Lyra / ConstellationCrystal Calhoun
The Greeks, the Romans, and humankind today love to study planets, stars, and constellations. Lots of stars are picked to make a constellations. In the constellation Cygnus the swan, there are ten stars in it. In the constellation Leo the lion, there are sixteen stars in it. While in the constellation Orion the hunter, there are seventeen stars in this amazing constellation of the man. Another constellation is called the Lyra the lyre. In this report, I will explain the Greek mythology, the brightest star, and when is the best time to see it during the year.

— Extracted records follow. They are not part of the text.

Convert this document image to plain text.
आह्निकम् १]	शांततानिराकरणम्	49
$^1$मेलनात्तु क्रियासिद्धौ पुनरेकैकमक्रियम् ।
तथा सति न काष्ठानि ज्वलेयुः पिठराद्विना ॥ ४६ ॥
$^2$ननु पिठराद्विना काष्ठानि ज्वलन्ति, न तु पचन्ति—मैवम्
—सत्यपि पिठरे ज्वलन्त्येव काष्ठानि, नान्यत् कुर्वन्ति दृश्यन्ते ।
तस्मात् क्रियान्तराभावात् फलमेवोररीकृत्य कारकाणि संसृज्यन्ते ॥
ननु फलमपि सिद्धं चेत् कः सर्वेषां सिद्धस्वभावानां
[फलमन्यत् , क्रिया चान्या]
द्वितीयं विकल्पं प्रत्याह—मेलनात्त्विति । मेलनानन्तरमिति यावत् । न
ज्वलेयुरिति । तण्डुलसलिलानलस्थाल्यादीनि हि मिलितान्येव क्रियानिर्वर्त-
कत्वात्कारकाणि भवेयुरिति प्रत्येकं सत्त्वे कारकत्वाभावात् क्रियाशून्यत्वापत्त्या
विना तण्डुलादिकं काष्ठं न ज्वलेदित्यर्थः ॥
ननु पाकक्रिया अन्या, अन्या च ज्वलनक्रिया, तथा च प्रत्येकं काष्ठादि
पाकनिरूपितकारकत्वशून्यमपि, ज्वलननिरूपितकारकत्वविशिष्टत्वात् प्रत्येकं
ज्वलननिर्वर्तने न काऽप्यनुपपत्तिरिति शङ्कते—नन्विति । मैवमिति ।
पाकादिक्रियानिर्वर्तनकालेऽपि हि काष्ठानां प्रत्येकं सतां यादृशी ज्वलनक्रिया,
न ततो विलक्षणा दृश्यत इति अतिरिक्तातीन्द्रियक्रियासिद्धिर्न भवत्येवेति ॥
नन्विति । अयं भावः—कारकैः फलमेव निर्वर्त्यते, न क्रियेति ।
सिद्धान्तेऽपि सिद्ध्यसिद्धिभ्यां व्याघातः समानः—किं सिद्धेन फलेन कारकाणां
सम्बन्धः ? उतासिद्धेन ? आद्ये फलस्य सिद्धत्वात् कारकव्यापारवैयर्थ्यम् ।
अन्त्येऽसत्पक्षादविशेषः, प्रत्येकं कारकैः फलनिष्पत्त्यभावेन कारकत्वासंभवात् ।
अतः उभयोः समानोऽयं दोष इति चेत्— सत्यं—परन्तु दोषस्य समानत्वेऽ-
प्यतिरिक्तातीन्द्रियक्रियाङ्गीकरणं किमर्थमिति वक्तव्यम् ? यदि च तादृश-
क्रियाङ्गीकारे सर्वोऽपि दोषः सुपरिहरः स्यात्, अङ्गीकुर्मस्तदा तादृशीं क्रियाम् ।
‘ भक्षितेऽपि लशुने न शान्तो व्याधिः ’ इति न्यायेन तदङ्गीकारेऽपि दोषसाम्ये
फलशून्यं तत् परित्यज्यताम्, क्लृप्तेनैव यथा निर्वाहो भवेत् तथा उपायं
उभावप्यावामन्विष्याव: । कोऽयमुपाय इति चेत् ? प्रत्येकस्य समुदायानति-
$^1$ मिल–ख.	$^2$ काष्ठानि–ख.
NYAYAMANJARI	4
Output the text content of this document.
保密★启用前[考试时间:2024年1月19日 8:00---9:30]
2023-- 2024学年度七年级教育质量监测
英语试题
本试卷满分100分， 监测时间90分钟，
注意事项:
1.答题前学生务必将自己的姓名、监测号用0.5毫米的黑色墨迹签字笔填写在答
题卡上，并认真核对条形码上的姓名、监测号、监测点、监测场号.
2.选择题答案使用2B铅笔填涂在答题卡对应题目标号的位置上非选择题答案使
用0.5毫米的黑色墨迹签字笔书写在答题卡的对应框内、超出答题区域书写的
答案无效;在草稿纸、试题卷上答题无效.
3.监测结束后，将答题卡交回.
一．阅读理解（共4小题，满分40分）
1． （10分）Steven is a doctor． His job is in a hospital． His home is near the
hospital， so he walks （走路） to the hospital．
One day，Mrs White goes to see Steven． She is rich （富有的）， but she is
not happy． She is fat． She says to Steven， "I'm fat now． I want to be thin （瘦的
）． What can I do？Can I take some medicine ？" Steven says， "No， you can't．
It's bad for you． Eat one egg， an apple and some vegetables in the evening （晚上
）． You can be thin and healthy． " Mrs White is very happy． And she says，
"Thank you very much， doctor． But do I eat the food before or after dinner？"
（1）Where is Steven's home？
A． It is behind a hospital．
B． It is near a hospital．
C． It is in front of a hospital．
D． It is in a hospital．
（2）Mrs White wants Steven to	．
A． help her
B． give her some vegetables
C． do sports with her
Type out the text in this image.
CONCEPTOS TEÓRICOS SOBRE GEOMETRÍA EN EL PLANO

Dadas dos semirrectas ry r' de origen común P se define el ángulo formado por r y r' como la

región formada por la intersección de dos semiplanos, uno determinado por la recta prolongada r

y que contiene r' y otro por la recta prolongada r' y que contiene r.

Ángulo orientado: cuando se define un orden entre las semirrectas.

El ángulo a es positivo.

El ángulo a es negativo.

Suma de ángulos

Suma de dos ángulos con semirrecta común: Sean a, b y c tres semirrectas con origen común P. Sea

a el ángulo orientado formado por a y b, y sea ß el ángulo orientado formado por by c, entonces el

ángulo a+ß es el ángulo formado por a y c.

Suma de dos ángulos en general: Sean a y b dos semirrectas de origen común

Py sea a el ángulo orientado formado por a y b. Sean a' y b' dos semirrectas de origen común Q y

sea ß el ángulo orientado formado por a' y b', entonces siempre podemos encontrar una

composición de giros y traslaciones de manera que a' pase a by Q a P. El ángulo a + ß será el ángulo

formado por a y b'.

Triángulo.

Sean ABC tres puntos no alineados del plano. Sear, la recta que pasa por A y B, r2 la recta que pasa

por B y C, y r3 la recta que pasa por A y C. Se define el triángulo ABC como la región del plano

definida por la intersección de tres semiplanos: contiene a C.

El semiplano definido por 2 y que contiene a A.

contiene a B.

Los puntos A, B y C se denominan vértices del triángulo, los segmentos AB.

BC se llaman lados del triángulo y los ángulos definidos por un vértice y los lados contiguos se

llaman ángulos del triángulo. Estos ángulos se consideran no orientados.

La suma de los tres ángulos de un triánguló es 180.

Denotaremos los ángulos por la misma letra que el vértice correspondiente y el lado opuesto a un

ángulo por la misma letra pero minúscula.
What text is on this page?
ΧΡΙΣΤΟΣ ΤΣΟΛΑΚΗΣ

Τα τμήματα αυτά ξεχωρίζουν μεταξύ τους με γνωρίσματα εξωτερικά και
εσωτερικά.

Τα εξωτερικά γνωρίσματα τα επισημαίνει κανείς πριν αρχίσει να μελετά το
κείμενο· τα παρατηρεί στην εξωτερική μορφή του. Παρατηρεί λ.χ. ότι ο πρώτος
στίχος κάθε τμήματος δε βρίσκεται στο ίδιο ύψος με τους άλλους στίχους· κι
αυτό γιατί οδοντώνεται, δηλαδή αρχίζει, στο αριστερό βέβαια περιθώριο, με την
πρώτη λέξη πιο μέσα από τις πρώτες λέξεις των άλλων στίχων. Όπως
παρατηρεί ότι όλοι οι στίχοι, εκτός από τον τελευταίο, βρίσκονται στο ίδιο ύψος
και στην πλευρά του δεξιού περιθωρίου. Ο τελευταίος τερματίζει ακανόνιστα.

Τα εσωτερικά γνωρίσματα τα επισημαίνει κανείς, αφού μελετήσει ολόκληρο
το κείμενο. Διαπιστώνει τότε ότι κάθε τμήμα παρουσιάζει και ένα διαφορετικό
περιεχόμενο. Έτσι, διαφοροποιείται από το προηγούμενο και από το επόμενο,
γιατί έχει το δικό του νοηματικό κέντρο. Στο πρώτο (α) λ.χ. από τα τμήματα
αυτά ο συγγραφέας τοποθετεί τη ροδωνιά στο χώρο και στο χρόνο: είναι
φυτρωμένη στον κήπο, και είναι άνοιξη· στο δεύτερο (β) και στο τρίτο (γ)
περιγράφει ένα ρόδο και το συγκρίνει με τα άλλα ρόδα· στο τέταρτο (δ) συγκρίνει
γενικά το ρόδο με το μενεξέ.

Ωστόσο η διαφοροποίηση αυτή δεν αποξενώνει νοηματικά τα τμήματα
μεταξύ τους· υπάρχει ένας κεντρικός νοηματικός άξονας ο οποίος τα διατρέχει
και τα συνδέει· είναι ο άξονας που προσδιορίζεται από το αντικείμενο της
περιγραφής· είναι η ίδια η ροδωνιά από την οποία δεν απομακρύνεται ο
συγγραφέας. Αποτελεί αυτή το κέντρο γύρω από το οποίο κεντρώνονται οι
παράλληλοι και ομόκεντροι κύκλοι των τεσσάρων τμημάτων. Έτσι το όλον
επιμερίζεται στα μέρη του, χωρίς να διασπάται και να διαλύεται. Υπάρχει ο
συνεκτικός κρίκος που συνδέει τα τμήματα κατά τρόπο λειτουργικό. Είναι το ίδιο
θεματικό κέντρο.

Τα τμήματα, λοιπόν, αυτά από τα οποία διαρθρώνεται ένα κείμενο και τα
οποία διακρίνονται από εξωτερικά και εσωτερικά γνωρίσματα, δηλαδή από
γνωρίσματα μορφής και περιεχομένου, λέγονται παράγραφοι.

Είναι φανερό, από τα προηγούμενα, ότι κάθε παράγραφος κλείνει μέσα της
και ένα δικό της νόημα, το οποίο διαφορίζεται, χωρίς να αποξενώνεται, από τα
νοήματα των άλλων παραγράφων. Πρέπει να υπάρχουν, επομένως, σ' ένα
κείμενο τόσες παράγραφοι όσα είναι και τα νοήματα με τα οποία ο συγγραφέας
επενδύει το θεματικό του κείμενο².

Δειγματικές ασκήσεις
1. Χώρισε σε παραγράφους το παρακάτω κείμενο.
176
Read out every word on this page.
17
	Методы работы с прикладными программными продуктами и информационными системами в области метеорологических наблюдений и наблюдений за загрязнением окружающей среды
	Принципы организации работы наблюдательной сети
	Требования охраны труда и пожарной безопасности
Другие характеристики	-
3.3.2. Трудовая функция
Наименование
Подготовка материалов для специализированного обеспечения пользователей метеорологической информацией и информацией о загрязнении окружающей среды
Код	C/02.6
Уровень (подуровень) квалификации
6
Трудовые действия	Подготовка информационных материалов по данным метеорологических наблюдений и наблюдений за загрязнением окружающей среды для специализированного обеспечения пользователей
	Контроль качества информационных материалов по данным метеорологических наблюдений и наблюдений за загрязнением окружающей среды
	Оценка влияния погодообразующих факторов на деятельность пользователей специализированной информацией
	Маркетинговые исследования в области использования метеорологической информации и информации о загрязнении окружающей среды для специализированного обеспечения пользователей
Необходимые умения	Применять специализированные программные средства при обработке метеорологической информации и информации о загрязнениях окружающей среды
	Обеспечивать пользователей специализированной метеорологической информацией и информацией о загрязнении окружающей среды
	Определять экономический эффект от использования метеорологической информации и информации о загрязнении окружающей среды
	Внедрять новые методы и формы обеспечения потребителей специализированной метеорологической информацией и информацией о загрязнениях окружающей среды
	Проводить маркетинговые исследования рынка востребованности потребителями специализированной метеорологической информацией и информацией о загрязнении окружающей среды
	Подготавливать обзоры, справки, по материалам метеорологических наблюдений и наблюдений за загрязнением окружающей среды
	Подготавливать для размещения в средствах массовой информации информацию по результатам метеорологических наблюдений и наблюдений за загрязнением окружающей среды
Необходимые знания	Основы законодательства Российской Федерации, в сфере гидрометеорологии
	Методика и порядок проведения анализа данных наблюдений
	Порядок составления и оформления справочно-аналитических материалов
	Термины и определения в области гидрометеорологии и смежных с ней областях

First, Greek Mythology. The music player Orpheus used this musical instrument, the Lyra, or the lyre, to bring back his dead wife from the Underworld. There in the Underworld, the souls of the dead rested after the hard times of life. But, forgetting his promise not to look at his wife until they arrived back on Earth, he looked at his wife, sending her back forever, never to see him again. It was said that when Orpheus played the Lyra, the music tamed wild animals.
Second, the brightest star. In the constellation, Lyra, Vega is found. Vega is that largest, and the most beautiful star in this interesting constellation. This star is in fact next to the two twin stars. People today call them the Epsilon Lyrae. These two stars are stationed right next to each other. They also orbit one another, making them rather unique. Did you know that Vega is the fifth brightest star in our solar system. Scientists have also found out that dust particles are forming around Vega, maybe making a new planetary system. Also, in the Lyra, there is a Ring Nebula. people call this, The Dying Star. A dying star forms a ring of gas, and from Earth, it looks like a regular planet.
Third, When is the best time to see the Lyra? The very best time to see the Lyra would be in July, all the way to October. You can still see it in other times of the year, but these times are the very best. It also depends on where you are. As you can see, the Lyra is positioned in the Northern Hemisphere. So if you live near the southern hemisphere, then bummer for you, but there are other stars that you can see.
Though this constellation is actually quite small, it still has many unique side effects, like the cluster of stars people call M56. This cluster of stars that lie in the Lyra are almost 33,000 light-years away from Earth! Studying stars is fun, thrilling, and neat to do, try it some time.